Optimal design of a new spherical parallel manipulator

This paper deals with the optimization of a New Spherical Parallel Manipulator (N_SPM). The N_SPM is obtained by changing the kinematic of one leg of a classic spherical parallel manipulator. This change is carried out to reduce the presence of the singularity in the useful area of the workspace. The mobility of the N_SPM is similar to the classic one. First, the less-singular working mode of the N_SPM was identified then an optimization of the dexterity is made to eliminate the singularity from the useful workspace. Finally, the optimal N_SPM is presented.

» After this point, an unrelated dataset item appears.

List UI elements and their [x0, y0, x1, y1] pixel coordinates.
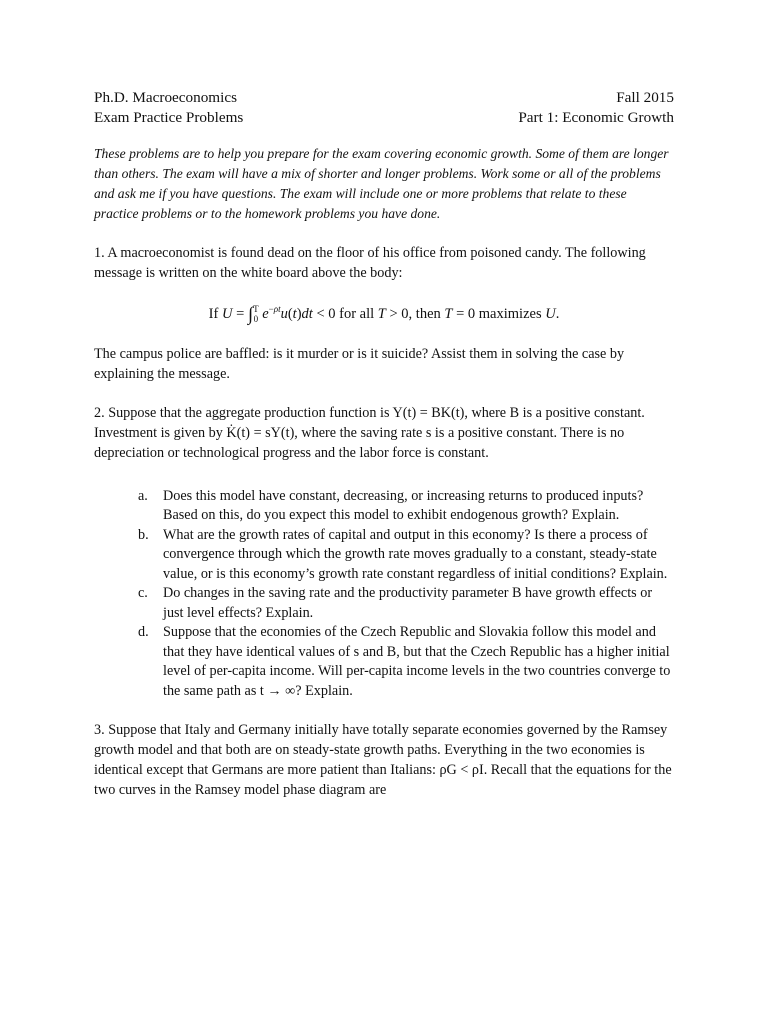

A new serial approach of the forward kinematic model of spherical parallel manipulators for real-time applications

Parallel architectures are increasingly used as haptic devices to provide low inertia, high stiffness and compactness. Thus, spherical parallel manipulators have been developed to generate the three rotational movements in a sufficient workspace. However, these parallel structures have complex kinematic models and can suffer from critical singularity issues. This paper proposes a serial approach to solve the forward kinematic model of a spherical parallel manipulator, which is used as a haptic device in minimally invasive surgery. The new forward kinematic model is based on the serial positioning of the three sensors on one leg rather than placing the three sensors on the three actuated base joints. The forward kinematic model calculation is thus simplified to be suitable for real-time applications (computing time around 5 µs) without cost increase. Parallel singularity effects are removed using this approach and the accuracy of the forward kinematic model is highly enhanced. Simulations were carried out to show the benefits of this approach. The resulting errors of the forward kinematic model calculation due to measurement noises do not exceed 0.2° along the workspace. Experiments were carried out to demonstrate the control of a surgical robot.